Gözünüzü açın ki kuvvet, atmaktır.” (Ahmed bin Hanbel, İbn-i Mâce)

Bu hadîs-i şerîfin râvîsi Ukbe -radıyallahu anh- diyor ki:

Ben, Rasûlullah -sallallâhu aleyhi ve sellem-’in minber üzerinde “Siz de onlara yani düşmanlara karşı gücünüzün yettiği kadar kuvvet -cihad için bağlanıp beslenen atlar- hazırlayın ki, bununla Allâh’ın düşmanını, kendi düşmanınızı ve bunlardan başka sizin bilemeyip de Allâh’ın bildiği diğerlerini korkutasınız. Allah yolunda ne harcarsanız ecri size eksiksiz ödenir.
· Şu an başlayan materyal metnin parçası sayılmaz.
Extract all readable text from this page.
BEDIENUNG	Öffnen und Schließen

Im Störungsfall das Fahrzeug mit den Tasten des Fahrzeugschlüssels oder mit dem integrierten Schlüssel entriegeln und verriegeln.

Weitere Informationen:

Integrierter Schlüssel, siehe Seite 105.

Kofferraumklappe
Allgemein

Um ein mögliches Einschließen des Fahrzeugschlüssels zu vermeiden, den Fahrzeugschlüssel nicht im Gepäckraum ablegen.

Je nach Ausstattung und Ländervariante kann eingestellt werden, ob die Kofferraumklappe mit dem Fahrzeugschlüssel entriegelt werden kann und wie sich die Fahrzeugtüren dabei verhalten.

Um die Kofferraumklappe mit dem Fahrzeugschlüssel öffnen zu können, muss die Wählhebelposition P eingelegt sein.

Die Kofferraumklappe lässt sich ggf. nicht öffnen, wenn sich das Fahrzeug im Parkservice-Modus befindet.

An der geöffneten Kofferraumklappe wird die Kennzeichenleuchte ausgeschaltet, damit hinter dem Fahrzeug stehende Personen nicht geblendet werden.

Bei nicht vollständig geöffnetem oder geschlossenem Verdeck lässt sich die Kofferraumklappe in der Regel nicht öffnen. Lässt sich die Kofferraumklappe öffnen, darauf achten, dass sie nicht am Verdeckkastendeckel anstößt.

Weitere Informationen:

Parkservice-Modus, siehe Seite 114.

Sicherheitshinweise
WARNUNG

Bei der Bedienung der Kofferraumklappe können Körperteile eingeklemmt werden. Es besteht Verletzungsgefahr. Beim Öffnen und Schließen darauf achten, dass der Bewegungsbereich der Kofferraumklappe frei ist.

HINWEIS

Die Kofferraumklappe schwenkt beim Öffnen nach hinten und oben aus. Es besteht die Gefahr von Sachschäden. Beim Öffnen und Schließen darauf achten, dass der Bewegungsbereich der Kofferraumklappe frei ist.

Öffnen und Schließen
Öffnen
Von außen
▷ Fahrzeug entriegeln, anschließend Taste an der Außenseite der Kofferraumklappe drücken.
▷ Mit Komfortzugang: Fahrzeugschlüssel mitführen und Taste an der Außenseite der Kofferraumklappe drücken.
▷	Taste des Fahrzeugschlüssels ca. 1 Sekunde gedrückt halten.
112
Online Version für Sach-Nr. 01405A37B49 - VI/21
Siz asla haksızlığa uğratılmazsınız.” (Enfâl Sûresi / 60) meâlindeki âyet-i kerîmeyi okuduktan sonra üç defâ: “Gözünüzü açın ki, kuvvet almaktır.” buyurduğunu işittim.

MÜSLÜMAN KUVVETLİ OLMALI

Müfessirînin beyanına nazaran “Kuvvet” mefhûmu düşmana galebe teminine yarayan bütün esbâb ve vesâile şâmildir.

Zırhlı torpido, denizaltı gemileri, tayyare, tank, makineli vesâit, araba, hayvan, silah, top, demiryolu, ordu, kışla, depo, istihkam, yiyecek, içecek, giyecek, harb fenni, fen, sanat, beden kuvveti, idmanlar, hulâsa her şey “kuvvet”e dâhildir. Bütün bunları tam bir sûrette ve olanca gücümüzü sarf etmek üzere vaktiyle hazırlamağa hepimiz şer’an mecburuz.

Âyet-i kerîmedeki “ribâtu’l hayl” Hakk yolunda muhârebe için bağlanan beslenen atlar demektir. Hakk Teâlâ hazretleri kuvvetin ardından tahsîsan hemen atları zikretmiştir. Çünkü bu unsur çok esaslı bir harb ve ihtiyaç unsurudur.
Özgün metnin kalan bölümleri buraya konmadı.